LEDE_BOARD="ipq806x/generic"
LEDE_ARCH="arm_cortex-a15_neon-vfpv4"
LEDE_TAINTS=""
LEDE_DEVICE_MANUFACTURER="OpenWrt"
LEDE_DEVICE_MANUFACTURER_URL="http://openwrt.org/"
LEDE_DEVICE_PRODUCT="Generic"
LEDE_DEVICE_REVISION="v0"
LEDE_RELEASE="OpenWrt 18.06.5 r7897-9d401013fc"

juppin · November 28, 2019, 12:03pm

Ok i understand...

Your problem is related to the used netfilter backports used by OpenWRT.

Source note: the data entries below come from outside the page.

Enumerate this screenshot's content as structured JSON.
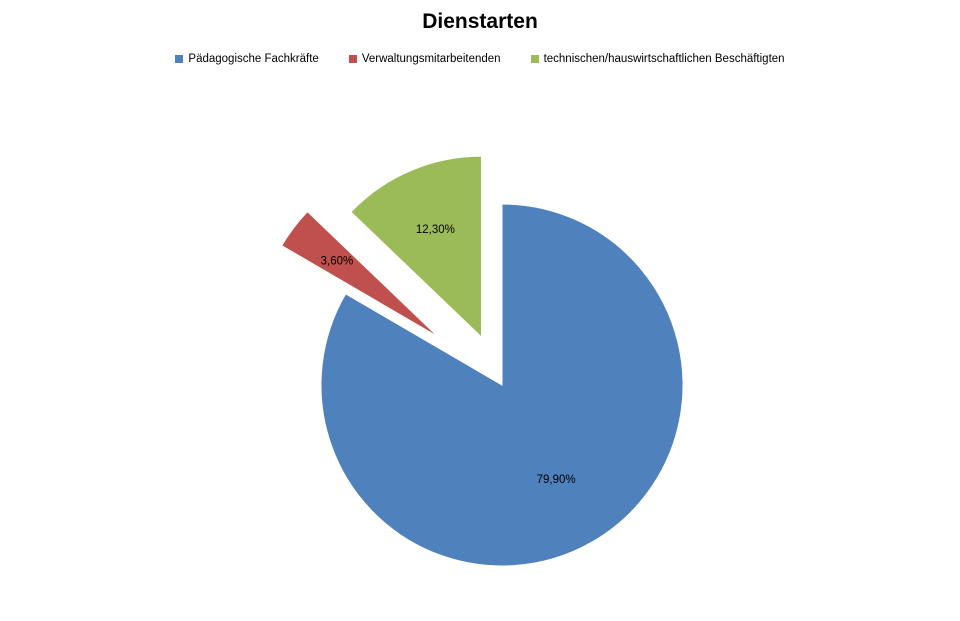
{
  "chart_data": {
    "type": "pie",
    "title": "Dienstarten",
    "legend_position": "top",
    "exploded": true,
    "series": [
      {
        "name": "Pädagogische Fachkräfte",
        "value": 79.9,
        "label": "79,90%",
        "color": "#4f81bd"
      },
      {
        "name": "Verwaltungsmitarbeitenden",
        "value": 3.6,
        "label": "3,60%",
        "color": "#c0504d"
      },
      {
        "name": "technischen/hauswirtschaftlichen Beschäftigten",
        "value": 12.3,
        "label": "12,30%",
        "color": "#9bbb59"
      }
    ]
  }
}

Take a look here why you have the module code from a newer kernel version:

github.com

openwrt/openwrt/blob/openwrt-18.06/target/linux/generic/backport-4.14/313-v4.16-netfilter-remove-defensive-check-on-malformed-packet.patch#L52


-	if (skb->len < sizeof(struct iphdr) ||
-	    ip_hdrlen(skb) < sizeof(struct iphdr))
-		return NF_ACCEPT;
-
 	/* Save things which could affect route */
 	mark = skb->mark;
 	iph = ip_hdr(skb);
--- a/net/ipv4/netfilter/iptable_raw.c
+++ b/net/ipv4/netfilter/iptable_raw.c
@@ -26,12 +26,6 @@ static unsigned int
 iptable_raw_hook(void *priv, struct sk_buff *skb,
 		 const struct nf_hook_state *state)
 {
-	if (state->hook == NF_INET_LOCAL_OUT &&
-	    (skb->len < sizeof(struct iphdr) ||
-	     ip_hdrlen(skb) < sizeof(struct iphdr)))
-		/* root is playing with raw sockets. */
-		return NF_ACCEPT;
-
 	return ipt_do_table(skb, state, state->net->ipv4.iptable_raw);
 }

Probably you can fill a bug report on https://bugs.openwrt.org/ if you are convinced that the backport breaks the normal behavior.

system · December 8, 2019, 12:03pm

This topic was automatically closed 10 days after the last reply. New replies are no longer allowed.